Another way you can build your DFA is by hand using some common sense. Take for example a finite automata that can parse either an identifier or a number. This of course isn't enough, since you most likely want to add comments too, but it'll give you an idea of the underlying structures.
A-Z space
->(Start)----->(I1)------->((Identifier))
| | ^
| +-+
| A-Z0-9
|
| space
+---->(N1)---+--->((Number)) <----------+
0-9 | ^ | |
| | | . 0-9 space |
+-+ +--->(N2)----->(N3)--------+
0-9 | ^
+-+
0-9
Some notes on the notation used, the DFA starts at the (Start) node and moves through the arrows as input is read from your file. At any one point it can match only ONE path. Any paths missing are defaulted to an "error" node. ((Number)) and ((Identifier)) are your ending, success nodes. Once in those nodes, you return your token.
So from the start, if your token starts with a letter, it HAS to continue with a bunch of letters or numbers and end with a "space" (spaces, new lines, tabs, etc). There is no backtracking, if this fails the tokenizing process fails and you can report an error. You should read a theory book on error recovery to continue parsing, its a really huge topic.

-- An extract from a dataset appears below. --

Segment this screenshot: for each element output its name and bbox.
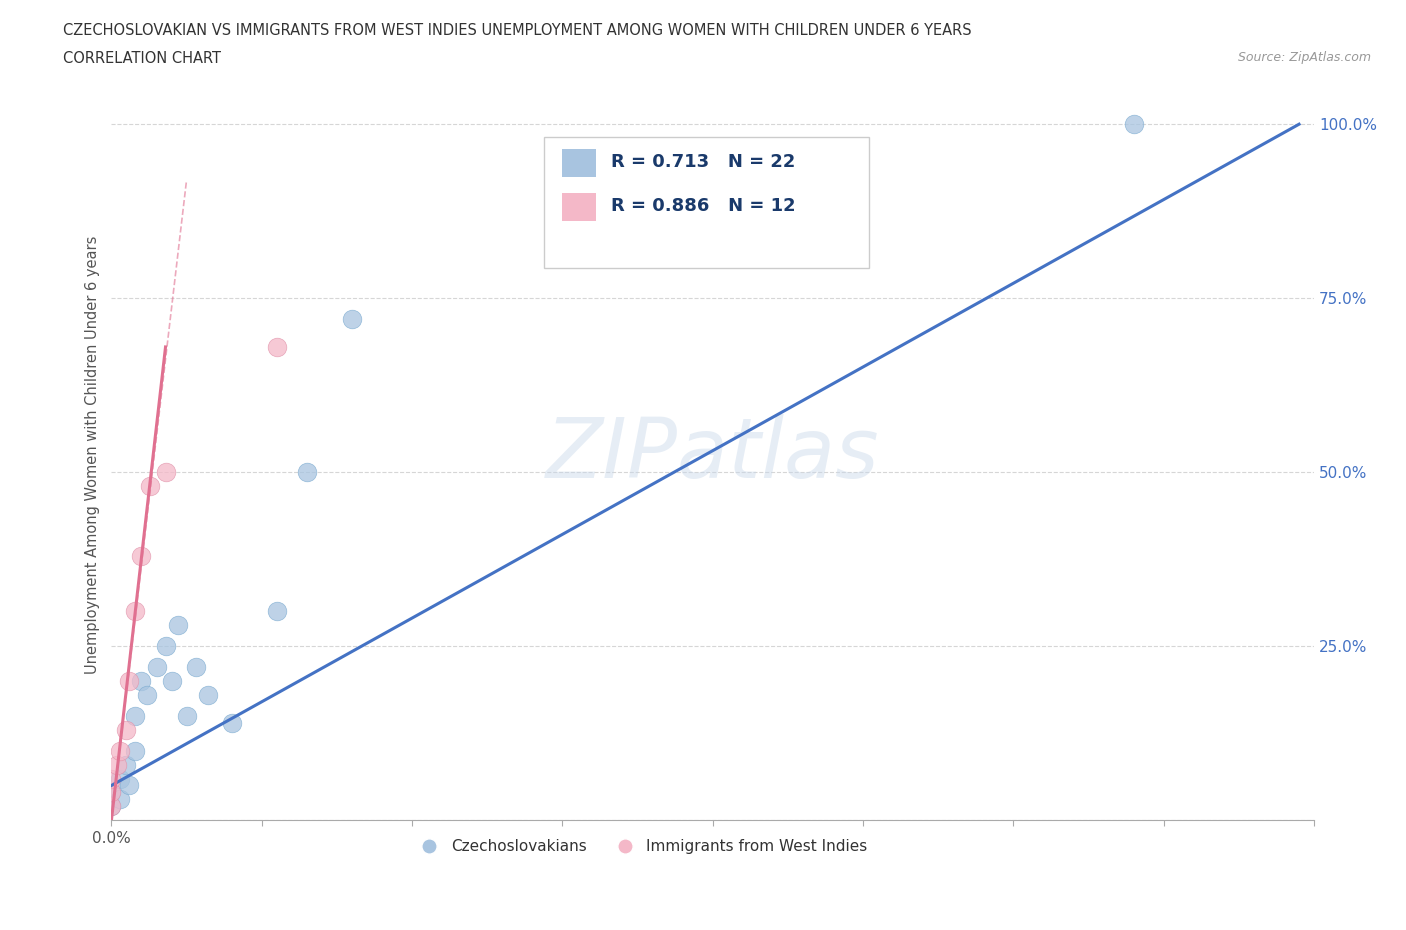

If however your token starts with a number, it has to be followed by either a bunch of numbers or one decimal point. If there's no decimal point, a "space" has to follow the numbers, otherwise a number has to follow followed by a bunch of numbers followed by a space. I didn't include the scientific notation but it's not hard to add.
Now for parsing speed, this gets transformed into a DFA table, with all nodes on both the vertical and horizontal lines. Something like this:
I1 Identifier N1 N2 N3 Number
start letter nothing number nothing nothing nothing
I1 letter+number space nothing nothing nothing nothing
Identifier nothing SUCCESS nothing nothing nothing nothing
N1 nothing nothing number dot nothing space
N2 nothing nothing nothing nothing number nothing
N3 nothing nothing nothing nothing number space
Number nothing nothing nothing nothing nothing SUCCESS
The way you'd run this is you store your starting state and move through the table as you read your input character by character. For example an input of "1.2" would parse as start->N1->N2->N3->Number->SUCCESS. If at any point you hit a "nothing" node, you have an error.
edit 2: the table should actually be node->character->node, not node->node->character, but it worked fine in this case regardless. It's been a while since i last written a compiler by hand.
1- Yes regex are good to implement the tokenizer. If using a generated tokenizer like lex, then you describe the each token as a regex. see Mark's answer.
2- The lexer is what normally tracks line/column information, as tokens are consumed by the tokenizer, you track the line/column information with the token, or have it as current state. Therefore when a problem is found the tokenizer knows where you are. Therefore when processing comments, as new lines are processed the tokenizer just increments the line_count.
In Lex you can also have parsing states. Multi-line comments are often implemented using these states, thus allowing simpler regex's. Once you find the match to the start of a comment eg '/*' you change into comment state, which you can setup to be exclusive from the normal state. Therefore as you consume text looking for the end comment marker '*/' you do not match normal tokens.
This state based process is also useful for process string literals that allow nested end makers eg "test\"more text".